Most consumers who are shopping for a new, energy efficient appliance know to look for the Blue EnergyStar label. The Energy Star label alerts shoppers to supposedly very energy efficient appliances. Many appliances also have a yellow energy guide label. That label tells shoppers specifically how much energy they can save by buying that particular appliance.
Buying an efficient appliance really can help save money by saving energy. Over the past five years, the nation has saved over $61 billion according to the Web site EnergyStar.gov. That translates to a reduction of greenhouse gases equal to taking half the country’s vehicles off the roads for one year.

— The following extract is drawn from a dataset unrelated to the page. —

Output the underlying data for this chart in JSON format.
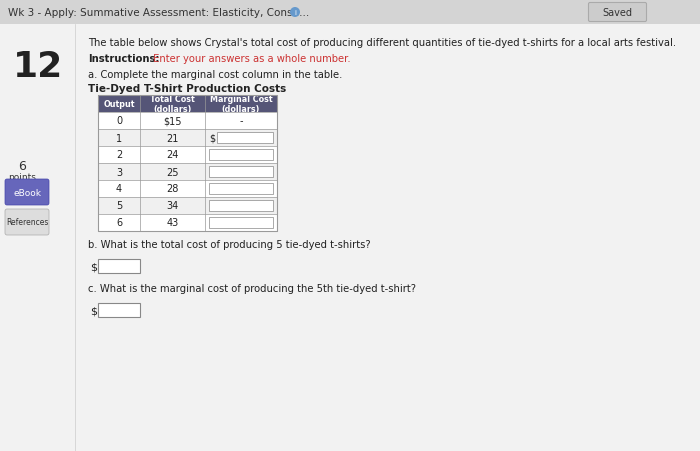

There’s a problem though, according to Business Week, consumer and environmental groups say it’s often too easy for companies to win the right to display the star. According to descriptions from the Department of Energy (DOE), which manages the Energy Star appliance program, the coveted logo should ideally appear on dishwashers, refrigerators, and other appliances that score in the top 25% for energy efficiency in their categories. But in 2007 some 60% of all dishwasher models on the market qualified, the DOE says. The year before, 92% of them hit the mark. “If the DOE gives Energy Star to everyone, eventually it’s worthless,” says David B. Goldstein, a director at the Natural Resources Defense Council.
NO INDEPENDENT AUDITS
This past summer the nonprofit Consumers Union complained that some companies were gaming the system. Its testing labs discovered that two refrigerators—one from Samsung and one from LG Electronics—displayed the logos but only measured up if their icemakers were switched off. When the icemakers were on, the machines exceeded the power consumption stated on their Energy Star labels by 65% and by more than 100%, respectively. “Consumers don’t buy a fridge with this sort or feature to leave it off,” says Steven Saltzman, a deputy editor at Consumer Reports. It turned out that when the refrigerator rule was revised in 2001 and 2004, the icemaking feature was rare for this type of model, and there was no requirement to turn it on during the tests. Spokespeople from both LG and Samsung say the companies are in full compliance with DOE standards.
Critics also gripe that there is no independent auditor for appliance testing. The DOE can spot-check products, but it mainly relies on companies to test rivals’ wares and to complain if something looks fishy. Such complaints are rare—and it’s not just consumers who suffer. Federal and state governments require the Energy Star for billions of dollars of purchases each year. Last month, Texas offered a statewide sales-tax-free day for Energy Star goods. If the mark loses credibility, that could weaken official efforts to improve efficiency.
Until this issue is resolved, read those yellow labels carefully, the fact that an appliance carries the Energy Star label no longer seems to mean that it meets the highest standards of efficiency.